In the mirror, a shell so delicately worn,
A porcelain figure, so fragile, forlorn,
Each curve and contour meticulously crafted,
Yet within this facade, the spirit feels drafted.

Glimmers of beauty that dance in the light,
Hide the tempest raging just out of sight,
With each passing glance, a whisper of dread,
The voice in my mind spins webs in my head.

A fragile shell, painted with care,
Conceals the torment that lingers elsewhere,
For every compliment feels like a knife,
Carving deeper the rift between body and life.

This shell is my armor, my fortress, my guise,
Yet I crumble beneath it, I shatter, I cry,
Inside, a tempest that rages and churns,
As I cling to the hunger that flickers and burns.

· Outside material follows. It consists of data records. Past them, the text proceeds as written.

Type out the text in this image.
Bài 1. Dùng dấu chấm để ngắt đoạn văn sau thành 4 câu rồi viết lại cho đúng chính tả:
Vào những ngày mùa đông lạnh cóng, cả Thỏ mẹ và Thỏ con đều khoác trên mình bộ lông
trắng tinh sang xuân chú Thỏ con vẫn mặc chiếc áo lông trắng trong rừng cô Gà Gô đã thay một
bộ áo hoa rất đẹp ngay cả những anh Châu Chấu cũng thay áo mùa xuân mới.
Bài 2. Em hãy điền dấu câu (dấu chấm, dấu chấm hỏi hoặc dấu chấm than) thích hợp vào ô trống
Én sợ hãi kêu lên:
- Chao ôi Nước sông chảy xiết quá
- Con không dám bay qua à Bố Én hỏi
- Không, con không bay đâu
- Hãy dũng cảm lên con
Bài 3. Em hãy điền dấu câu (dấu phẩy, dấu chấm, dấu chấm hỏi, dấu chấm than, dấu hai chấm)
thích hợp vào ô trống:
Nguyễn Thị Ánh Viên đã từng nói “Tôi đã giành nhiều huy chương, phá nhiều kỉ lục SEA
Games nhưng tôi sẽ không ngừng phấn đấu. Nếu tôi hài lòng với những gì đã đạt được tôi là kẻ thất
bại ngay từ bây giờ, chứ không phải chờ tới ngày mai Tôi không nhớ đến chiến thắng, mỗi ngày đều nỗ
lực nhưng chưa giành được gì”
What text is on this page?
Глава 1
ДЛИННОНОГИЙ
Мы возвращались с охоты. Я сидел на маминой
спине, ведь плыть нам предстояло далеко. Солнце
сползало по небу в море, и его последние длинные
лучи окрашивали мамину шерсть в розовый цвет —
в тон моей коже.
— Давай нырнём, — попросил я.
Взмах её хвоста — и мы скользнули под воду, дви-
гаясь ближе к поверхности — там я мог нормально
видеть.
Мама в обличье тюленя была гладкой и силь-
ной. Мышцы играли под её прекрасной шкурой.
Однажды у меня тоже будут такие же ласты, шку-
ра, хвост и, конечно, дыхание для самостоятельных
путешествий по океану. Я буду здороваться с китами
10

Each meal is a battle, each bite a defeat,
While the world sees perfection, I'm lost in retreat,
With hollowed-out echoes that echo my plight,
A ghost in a shell that hides from the light.

Like a seashell abandoned on desolate shores,
I'm lost in a tempest that endlessly roars,
The beauty that glistens is veiled in despair,
A treasure so precious, yet stripped, laid bare.

I'm drowning in whispers that echo inside,
In a battle for self where my hopes try to hide,
Yet beneath this shell, there's a flicker, a flame,
A yearning for freedom, to break free from shame.

If only this shell could be shattered with grace,
And expose the fierce heart that resides in this space,
I'd rise from the ashes of this fragile façade,
And reclaim the strength I've kept so well trod.

For though I may tremble in moments of strife,
There's power in vulnerability, beauty in life,
A fragile shell cannot hold what is true,
As I seek to embrace all the layers of me, too.